3) Execution Elements
The third source of value maximization pertains to perfecting key elements within the liquidity event transaction process. Typically these elements reside in the domain of, and are effectuated by, an investment banker retained to both, provide important advisement to the owner about the prospective outcomes and other key matters, and represent and support the best interests of the owner with the counterparties. Since a “buyer’s dream” is to engage an owner directly for a variety of reasons, the first execution-related value maximization initiative is for an owner to hire a high-quality investment banker. The set of value-enhancing imperatives assumed by the investment banker include the following:

  1. Create a comprehensive and compelling Information memorandum describing the operating, financial, and strategic profiles (the value creation agenda) to reduce due diligence uncertainty and validate quality.

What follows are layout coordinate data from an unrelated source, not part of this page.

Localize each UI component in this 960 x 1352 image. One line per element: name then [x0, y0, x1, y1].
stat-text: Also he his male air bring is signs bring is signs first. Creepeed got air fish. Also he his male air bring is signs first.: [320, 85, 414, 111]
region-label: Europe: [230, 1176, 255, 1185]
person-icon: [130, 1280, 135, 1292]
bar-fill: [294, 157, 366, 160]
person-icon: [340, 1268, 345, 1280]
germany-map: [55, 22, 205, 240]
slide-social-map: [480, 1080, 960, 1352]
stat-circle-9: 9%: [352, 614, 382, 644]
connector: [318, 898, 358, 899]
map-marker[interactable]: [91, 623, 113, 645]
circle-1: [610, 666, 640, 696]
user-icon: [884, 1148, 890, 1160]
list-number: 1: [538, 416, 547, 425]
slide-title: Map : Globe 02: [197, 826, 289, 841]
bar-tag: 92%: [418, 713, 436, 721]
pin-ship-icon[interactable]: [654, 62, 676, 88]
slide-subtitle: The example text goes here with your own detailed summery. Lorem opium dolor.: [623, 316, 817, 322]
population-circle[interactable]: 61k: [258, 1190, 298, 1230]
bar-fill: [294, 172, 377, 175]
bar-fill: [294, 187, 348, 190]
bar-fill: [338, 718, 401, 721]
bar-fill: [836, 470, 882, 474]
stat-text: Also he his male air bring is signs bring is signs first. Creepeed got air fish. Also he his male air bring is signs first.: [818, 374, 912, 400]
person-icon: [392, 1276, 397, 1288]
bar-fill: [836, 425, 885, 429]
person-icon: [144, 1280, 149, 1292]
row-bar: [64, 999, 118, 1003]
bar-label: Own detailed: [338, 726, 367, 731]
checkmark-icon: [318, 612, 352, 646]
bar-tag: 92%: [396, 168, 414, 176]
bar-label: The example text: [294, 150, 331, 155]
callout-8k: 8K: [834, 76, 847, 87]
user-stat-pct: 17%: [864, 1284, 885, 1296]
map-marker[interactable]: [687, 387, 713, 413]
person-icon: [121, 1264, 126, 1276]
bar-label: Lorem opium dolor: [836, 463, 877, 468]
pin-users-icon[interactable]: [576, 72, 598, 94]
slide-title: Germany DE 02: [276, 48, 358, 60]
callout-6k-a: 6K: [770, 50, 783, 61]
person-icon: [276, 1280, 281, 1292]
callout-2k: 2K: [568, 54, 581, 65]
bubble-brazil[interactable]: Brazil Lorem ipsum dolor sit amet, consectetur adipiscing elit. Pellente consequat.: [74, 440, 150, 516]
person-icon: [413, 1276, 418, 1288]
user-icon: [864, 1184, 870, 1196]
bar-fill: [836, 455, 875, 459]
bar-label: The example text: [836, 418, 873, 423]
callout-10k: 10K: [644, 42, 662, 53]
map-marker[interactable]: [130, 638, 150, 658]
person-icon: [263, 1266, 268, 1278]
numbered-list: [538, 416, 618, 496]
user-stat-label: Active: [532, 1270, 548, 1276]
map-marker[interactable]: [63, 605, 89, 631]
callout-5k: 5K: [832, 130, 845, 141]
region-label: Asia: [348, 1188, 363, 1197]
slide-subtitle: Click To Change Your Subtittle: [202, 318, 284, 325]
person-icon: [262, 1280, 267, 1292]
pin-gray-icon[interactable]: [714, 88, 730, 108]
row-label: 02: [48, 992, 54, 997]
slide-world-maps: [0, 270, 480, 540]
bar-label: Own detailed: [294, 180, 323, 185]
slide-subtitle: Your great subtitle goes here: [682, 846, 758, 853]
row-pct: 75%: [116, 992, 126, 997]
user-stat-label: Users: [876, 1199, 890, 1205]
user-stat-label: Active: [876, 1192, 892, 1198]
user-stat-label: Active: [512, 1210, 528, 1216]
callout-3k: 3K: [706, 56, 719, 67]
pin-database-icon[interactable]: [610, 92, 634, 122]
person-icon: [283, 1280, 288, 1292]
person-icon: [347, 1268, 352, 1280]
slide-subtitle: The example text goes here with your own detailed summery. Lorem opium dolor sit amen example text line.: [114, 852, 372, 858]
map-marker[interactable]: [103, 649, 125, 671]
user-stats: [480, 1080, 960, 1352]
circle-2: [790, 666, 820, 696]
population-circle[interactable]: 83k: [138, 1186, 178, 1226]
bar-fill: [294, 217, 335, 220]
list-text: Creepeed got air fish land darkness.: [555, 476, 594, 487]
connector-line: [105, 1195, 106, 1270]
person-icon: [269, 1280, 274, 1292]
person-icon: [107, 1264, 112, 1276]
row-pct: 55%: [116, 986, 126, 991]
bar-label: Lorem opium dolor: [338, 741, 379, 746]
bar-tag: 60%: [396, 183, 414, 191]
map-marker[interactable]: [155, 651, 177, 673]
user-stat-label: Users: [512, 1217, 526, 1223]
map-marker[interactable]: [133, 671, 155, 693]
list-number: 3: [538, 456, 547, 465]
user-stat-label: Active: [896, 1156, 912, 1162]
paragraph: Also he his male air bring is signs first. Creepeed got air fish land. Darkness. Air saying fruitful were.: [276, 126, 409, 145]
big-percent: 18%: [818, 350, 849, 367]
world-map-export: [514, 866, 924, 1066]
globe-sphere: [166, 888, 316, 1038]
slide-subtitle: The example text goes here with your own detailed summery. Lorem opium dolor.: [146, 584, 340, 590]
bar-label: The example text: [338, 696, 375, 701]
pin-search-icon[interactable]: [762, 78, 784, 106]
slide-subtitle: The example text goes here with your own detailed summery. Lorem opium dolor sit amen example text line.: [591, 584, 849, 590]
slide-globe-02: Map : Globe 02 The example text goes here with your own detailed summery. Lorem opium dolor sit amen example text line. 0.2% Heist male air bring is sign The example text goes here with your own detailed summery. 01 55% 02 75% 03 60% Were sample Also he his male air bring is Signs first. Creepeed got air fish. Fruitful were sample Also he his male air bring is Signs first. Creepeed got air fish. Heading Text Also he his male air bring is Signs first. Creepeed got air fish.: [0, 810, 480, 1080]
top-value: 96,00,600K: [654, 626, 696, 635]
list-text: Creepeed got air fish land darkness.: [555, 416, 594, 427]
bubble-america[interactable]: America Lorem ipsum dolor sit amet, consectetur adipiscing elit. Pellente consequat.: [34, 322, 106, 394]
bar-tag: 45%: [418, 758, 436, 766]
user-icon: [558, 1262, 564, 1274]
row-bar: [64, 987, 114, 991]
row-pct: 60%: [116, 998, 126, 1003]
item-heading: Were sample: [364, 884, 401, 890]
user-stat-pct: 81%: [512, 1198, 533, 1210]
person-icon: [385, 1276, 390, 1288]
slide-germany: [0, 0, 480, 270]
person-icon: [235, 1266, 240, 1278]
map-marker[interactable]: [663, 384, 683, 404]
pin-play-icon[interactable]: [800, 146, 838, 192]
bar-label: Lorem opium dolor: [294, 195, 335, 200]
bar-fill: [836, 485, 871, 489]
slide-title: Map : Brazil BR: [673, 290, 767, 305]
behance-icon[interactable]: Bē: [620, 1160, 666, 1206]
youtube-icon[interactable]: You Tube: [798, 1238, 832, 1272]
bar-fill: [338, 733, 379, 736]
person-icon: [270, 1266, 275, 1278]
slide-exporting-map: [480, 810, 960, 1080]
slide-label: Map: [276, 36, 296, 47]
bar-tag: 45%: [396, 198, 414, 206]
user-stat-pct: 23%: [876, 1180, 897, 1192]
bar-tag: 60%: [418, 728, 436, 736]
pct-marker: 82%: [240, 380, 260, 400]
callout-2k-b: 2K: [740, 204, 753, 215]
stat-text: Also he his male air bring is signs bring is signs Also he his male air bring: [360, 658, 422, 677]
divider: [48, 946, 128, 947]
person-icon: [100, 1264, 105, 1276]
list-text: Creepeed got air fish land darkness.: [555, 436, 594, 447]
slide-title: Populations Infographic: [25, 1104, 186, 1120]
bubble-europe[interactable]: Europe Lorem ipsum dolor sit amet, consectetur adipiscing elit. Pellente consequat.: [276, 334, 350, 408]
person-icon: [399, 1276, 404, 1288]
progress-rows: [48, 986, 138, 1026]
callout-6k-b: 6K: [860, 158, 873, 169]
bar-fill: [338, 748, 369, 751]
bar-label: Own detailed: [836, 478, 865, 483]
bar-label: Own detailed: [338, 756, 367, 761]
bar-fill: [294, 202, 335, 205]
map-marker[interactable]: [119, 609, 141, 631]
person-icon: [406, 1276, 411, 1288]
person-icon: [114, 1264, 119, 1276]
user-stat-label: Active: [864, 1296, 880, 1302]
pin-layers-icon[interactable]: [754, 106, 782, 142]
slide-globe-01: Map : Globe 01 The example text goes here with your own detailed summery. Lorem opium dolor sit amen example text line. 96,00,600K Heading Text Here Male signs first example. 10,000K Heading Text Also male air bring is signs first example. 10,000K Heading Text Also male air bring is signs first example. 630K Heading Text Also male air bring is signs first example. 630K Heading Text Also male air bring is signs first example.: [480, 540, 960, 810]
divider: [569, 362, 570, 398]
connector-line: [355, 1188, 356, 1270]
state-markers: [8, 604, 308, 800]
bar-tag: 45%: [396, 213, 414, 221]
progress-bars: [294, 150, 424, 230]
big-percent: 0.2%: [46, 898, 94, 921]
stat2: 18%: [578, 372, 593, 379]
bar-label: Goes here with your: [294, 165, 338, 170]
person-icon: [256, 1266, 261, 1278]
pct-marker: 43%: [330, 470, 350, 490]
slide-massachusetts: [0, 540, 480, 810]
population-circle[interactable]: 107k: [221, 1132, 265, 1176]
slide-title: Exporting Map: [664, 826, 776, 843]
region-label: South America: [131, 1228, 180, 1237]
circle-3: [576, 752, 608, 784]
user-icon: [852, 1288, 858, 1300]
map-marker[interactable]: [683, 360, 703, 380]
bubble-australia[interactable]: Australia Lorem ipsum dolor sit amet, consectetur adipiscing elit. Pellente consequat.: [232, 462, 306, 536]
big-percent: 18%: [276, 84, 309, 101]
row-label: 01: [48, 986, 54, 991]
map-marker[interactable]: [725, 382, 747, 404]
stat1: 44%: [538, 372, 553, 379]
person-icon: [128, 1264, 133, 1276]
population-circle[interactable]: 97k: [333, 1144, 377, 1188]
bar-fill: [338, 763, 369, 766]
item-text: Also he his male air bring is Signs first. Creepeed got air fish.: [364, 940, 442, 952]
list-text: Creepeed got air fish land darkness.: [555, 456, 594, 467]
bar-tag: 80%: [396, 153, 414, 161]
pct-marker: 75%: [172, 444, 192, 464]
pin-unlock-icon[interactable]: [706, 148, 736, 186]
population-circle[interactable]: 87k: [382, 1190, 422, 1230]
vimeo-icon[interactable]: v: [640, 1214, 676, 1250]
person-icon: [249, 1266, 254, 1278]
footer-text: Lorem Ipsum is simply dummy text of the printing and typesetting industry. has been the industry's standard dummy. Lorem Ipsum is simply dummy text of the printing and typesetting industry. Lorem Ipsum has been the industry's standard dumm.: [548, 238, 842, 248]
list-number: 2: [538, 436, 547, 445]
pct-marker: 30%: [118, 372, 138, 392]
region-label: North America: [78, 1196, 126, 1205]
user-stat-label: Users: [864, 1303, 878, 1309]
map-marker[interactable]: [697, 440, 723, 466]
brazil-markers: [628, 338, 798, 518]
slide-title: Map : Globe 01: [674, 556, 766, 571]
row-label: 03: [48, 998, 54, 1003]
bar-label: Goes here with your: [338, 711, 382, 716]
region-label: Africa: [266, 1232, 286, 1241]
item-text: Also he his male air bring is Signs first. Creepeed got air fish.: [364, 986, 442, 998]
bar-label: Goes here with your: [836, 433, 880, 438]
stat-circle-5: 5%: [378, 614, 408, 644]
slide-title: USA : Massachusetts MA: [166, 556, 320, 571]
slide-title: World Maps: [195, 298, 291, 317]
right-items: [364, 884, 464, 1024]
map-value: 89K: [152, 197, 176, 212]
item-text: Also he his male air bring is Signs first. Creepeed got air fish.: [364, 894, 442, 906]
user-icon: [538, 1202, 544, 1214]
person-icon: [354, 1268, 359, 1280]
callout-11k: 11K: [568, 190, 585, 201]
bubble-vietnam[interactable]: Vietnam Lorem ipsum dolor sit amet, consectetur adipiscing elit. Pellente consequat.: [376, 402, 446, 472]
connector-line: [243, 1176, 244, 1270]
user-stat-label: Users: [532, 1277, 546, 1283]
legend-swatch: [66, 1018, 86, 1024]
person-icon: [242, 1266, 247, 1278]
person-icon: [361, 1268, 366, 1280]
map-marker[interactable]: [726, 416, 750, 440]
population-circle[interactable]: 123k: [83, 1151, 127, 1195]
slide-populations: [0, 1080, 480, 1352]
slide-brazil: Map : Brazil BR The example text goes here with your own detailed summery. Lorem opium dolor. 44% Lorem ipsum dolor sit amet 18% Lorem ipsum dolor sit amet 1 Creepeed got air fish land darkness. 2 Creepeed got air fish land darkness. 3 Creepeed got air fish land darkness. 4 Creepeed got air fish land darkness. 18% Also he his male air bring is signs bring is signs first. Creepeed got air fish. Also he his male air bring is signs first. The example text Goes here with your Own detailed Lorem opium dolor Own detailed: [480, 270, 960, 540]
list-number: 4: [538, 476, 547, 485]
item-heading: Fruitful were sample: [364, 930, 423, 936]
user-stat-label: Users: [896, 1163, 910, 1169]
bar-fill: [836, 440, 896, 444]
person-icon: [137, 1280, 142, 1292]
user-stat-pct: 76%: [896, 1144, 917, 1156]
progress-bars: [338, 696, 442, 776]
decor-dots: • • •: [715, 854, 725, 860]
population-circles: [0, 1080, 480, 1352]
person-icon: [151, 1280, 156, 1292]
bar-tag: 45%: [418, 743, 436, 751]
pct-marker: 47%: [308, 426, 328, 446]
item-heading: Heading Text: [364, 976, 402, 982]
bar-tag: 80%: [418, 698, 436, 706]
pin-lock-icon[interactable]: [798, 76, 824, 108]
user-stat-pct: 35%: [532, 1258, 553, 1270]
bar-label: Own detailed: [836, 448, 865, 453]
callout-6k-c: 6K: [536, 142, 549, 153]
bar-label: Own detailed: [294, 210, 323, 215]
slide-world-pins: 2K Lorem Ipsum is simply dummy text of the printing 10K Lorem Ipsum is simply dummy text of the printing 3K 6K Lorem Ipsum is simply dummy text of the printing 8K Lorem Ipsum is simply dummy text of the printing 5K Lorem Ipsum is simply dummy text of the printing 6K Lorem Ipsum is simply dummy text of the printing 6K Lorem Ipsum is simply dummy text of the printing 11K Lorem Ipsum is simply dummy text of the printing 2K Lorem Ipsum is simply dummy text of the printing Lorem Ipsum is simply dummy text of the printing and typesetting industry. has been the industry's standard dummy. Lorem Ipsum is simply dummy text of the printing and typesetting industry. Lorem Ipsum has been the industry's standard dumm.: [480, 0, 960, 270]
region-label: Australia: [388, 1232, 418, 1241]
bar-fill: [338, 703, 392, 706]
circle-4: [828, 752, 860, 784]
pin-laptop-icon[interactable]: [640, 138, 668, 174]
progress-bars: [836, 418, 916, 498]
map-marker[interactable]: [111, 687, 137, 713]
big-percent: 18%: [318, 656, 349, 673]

  2. Construct the proper buyer/investor group based on the nature of the company, and in particular, its prospective synergistic symmetry with certain types of buyers.
  3. Manage a tight and formalized auction process, inclusive of definitive timelines, with the buyer group to enhance the benefit of the competitive dynamic.
  4. Negotiate to achieve the best outcomes by first understanding the owner’s priorities, asking for more, and then trading victories with the buyer.
  5. Pursue the highest valuation based on earnings quality and growth profile arguments, while capturing some future value based on achieving an indifference between selling today, or building and selling tomorrow.
  6. Obtain the most attractive tax-friendly transaction form, and consideration exchange arrangement if an all-cash transaction is not provided.
  7. Support the owner’s specialized legal counsel’s positions in regard to representations & warranties, and the indemnity (post-transaction contingent liabilities) arrangements.

Summary Statement
The importance of a liquidity event for an owner compels the achievement of value maximization in accordance with each of the three outlined dimensions. The best-case outcome is always realized when an owner provides the time to properly prepare for an event based on the timing and form, and the new value creation dimensions. So if you are an owner, begin to prepare for tomorrow today.